By Paul Day
MADRID (Reuters) – There are no signs of a new property bubble in Spain and the sector is far from showing any indications of over-valuation seen before its 2008 collapse, Bank of Spain Governor Pablo Hernandez de Cos said on Wednesday.
The governor’s comments came shortly after the National Statistics Institute (INE) reported that house sales rose by 15.8 percent in October, the seventh straight month of increases. House prices have risen almost 25 percent since a return to growth at the start of 2015, INE figures show.
In the run-up to the 2008 crisis, the construction sector was worth around 12 percent of Spain’s economic output, there was a sharp growth in lending and house prices were overvalued, Hernandez de Cos said.
“Where are we today?
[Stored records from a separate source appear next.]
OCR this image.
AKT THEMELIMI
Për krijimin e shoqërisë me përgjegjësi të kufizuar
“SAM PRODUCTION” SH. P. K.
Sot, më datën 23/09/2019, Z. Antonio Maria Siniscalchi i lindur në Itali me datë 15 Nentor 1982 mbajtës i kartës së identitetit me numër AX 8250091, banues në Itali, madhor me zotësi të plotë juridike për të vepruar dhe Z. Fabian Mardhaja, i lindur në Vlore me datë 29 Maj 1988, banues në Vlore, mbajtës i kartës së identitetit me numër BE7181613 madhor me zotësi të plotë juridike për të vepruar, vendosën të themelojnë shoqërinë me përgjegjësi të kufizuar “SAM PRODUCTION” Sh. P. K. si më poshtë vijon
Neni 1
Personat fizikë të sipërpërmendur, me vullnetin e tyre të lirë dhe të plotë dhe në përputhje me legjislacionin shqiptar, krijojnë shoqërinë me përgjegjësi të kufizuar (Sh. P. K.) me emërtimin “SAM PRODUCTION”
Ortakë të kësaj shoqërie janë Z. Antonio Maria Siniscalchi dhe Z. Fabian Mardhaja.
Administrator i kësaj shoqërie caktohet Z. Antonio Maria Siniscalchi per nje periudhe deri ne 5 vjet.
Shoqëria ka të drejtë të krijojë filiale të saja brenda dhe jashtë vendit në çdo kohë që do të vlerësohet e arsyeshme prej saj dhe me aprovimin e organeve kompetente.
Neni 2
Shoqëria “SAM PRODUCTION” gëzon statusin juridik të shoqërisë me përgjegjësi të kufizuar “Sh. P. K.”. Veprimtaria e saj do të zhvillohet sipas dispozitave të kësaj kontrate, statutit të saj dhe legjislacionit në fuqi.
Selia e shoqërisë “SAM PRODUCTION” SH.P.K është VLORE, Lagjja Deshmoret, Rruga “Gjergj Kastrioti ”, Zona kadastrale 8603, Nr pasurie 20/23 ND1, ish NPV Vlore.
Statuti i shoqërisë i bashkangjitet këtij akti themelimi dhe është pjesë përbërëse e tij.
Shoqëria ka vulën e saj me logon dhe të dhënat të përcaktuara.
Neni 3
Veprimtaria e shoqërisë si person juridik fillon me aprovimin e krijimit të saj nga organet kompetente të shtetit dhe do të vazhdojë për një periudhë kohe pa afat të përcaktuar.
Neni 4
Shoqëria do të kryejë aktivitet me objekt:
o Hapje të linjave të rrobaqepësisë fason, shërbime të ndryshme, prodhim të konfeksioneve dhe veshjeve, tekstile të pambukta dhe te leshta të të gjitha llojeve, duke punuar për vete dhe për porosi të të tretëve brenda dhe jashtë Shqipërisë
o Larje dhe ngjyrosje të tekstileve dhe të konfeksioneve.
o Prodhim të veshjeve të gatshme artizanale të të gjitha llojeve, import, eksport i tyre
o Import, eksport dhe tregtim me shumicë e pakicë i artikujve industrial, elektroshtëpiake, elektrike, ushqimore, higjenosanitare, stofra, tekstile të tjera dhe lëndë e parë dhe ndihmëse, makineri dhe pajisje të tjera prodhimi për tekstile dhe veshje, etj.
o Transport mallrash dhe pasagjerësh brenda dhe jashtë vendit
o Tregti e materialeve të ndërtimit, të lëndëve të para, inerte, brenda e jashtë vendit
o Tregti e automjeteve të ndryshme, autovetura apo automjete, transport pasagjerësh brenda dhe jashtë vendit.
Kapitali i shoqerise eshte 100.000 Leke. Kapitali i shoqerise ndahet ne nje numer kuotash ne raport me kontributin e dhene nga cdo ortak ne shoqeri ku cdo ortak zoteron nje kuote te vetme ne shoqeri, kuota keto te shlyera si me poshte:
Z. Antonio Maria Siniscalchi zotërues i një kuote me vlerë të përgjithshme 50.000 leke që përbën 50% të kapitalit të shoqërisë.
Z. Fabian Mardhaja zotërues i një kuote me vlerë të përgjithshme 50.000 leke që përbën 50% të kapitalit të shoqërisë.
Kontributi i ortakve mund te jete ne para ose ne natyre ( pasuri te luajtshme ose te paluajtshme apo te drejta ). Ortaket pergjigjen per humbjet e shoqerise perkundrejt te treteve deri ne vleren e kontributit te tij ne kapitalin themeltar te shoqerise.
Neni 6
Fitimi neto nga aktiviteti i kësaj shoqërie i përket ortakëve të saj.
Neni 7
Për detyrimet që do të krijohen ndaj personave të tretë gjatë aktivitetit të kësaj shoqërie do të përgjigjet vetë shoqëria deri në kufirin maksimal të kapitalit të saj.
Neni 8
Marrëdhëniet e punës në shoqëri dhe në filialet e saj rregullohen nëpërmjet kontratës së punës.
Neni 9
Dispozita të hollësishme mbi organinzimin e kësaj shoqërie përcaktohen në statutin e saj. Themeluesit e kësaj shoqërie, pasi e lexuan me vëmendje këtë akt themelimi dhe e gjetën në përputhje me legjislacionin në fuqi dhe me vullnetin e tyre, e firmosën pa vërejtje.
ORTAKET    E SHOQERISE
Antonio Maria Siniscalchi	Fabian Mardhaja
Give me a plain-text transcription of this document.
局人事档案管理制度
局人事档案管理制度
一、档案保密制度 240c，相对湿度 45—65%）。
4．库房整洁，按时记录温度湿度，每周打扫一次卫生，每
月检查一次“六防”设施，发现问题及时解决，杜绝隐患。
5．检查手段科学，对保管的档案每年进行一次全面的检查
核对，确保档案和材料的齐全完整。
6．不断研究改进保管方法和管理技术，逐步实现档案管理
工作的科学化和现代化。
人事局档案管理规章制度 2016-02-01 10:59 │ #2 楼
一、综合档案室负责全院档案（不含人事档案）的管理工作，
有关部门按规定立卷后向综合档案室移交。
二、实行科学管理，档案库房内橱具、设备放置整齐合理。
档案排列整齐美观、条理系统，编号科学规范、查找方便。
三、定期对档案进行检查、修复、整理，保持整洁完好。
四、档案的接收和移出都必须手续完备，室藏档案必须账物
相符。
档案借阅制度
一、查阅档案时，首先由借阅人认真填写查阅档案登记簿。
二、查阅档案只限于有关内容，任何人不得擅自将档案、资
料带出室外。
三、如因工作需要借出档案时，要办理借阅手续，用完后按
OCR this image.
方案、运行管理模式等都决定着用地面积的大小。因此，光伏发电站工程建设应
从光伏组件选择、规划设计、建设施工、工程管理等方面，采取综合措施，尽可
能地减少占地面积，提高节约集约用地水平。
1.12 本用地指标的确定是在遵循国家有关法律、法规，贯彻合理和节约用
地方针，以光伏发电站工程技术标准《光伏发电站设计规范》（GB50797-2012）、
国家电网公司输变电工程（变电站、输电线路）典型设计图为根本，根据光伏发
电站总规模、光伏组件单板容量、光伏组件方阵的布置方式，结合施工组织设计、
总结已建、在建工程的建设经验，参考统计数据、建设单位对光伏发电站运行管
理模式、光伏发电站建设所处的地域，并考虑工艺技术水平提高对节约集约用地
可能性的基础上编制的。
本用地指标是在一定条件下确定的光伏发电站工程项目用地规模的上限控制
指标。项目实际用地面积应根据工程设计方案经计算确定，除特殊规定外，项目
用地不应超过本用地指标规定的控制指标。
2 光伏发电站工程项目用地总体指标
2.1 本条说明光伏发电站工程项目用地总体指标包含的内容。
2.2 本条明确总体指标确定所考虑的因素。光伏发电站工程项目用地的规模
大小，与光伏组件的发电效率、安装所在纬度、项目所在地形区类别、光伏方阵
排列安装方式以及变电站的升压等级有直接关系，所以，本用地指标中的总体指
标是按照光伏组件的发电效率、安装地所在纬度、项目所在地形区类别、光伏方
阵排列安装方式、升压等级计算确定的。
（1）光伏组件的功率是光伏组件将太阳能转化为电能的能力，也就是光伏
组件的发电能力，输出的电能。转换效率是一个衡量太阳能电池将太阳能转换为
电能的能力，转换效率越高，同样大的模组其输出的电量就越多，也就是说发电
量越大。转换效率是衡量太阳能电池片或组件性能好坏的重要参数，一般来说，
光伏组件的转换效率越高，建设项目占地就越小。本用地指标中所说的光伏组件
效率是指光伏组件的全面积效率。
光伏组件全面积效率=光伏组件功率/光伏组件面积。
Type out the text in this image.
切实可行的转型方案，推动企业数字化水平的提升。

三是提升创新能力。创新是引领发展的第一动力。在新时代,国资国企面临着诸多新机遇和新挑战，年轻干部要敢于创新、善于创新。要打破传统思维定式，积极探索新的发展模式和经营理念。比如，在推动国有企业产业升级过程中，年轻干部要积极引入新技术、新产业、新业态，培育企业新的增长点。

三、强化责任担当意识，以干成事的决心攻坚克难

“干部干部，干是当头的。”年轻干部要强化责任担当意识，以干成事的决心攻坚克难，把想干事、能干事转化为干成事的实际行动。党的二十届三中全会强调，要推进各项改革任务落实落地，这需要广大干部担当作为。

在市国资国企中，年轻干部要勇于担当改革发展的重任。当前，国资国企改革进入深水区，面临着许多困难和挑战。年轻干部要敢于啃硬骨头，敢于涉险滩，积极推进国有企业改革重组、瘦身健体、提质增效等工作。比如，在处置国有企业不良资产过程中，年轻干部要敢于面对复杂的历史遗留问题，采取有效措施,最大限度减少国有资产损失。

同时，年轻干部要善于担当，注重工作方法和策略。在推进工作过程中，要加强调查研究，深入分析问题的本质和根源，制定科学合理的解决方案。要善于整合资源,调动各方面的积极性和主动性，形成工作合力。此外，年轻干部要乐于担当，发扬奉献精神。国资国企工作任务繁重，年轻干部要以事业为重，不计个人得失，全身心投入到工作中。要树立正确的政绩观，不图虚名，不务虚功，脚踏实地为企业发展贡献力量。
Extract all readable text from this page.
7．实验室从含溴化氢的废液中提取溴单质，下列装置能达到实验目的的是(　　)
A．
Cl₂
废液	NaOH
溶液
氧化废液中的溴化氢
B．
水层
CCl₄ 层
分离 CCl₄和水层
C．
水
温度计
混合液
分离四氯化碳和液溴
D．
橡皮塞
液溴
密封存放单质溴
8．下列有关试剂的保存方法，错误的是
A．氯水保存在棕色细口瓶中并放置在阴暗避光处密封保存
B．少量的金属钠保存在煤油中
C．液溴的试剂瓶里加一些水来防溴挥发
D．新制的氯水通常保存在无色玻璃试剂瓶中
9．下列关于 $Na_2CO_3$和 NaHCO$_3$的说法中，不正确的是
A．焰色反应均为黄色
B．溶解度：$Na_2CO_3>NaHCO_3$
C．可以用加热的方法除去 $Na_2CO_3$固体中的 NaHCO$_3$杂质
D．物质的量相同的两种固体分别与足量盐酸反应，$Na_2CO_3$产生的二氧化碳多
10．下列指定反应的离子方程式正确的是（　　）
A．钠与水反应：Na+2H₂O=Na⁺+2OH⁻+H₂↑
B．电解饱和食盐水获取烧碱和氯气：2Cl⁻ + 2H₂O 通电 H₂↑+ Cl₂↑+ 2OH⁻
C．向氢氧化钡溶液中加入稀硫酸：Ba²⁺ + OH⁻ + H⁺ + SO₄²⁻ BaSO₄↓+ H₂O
We’re a long way from any excessive growth in credit..and the weight of construction has seen an important adjustment,” he told a banking conference in Madrid.
Spain’s economy slumped for nearly five years after a burst property bubble sent prices falling as much as 40 percent, hit the construction sector and left millions out of work.
The construction sector has shrunk considerably since the end of the last decade and now accounts for between five and six percent of economic output. Mortgage lending has also seen a sharp reduction as banks have reined in credit.
Housing prices, meanwhile, have shown some turnaround since the economy returned to growth in 2013, but remain manageable, Hernandez de Cos said.
“In the case of house values, we’ve seen prices rise quickly but we’re still a long way from where we were during the crisis,” he said.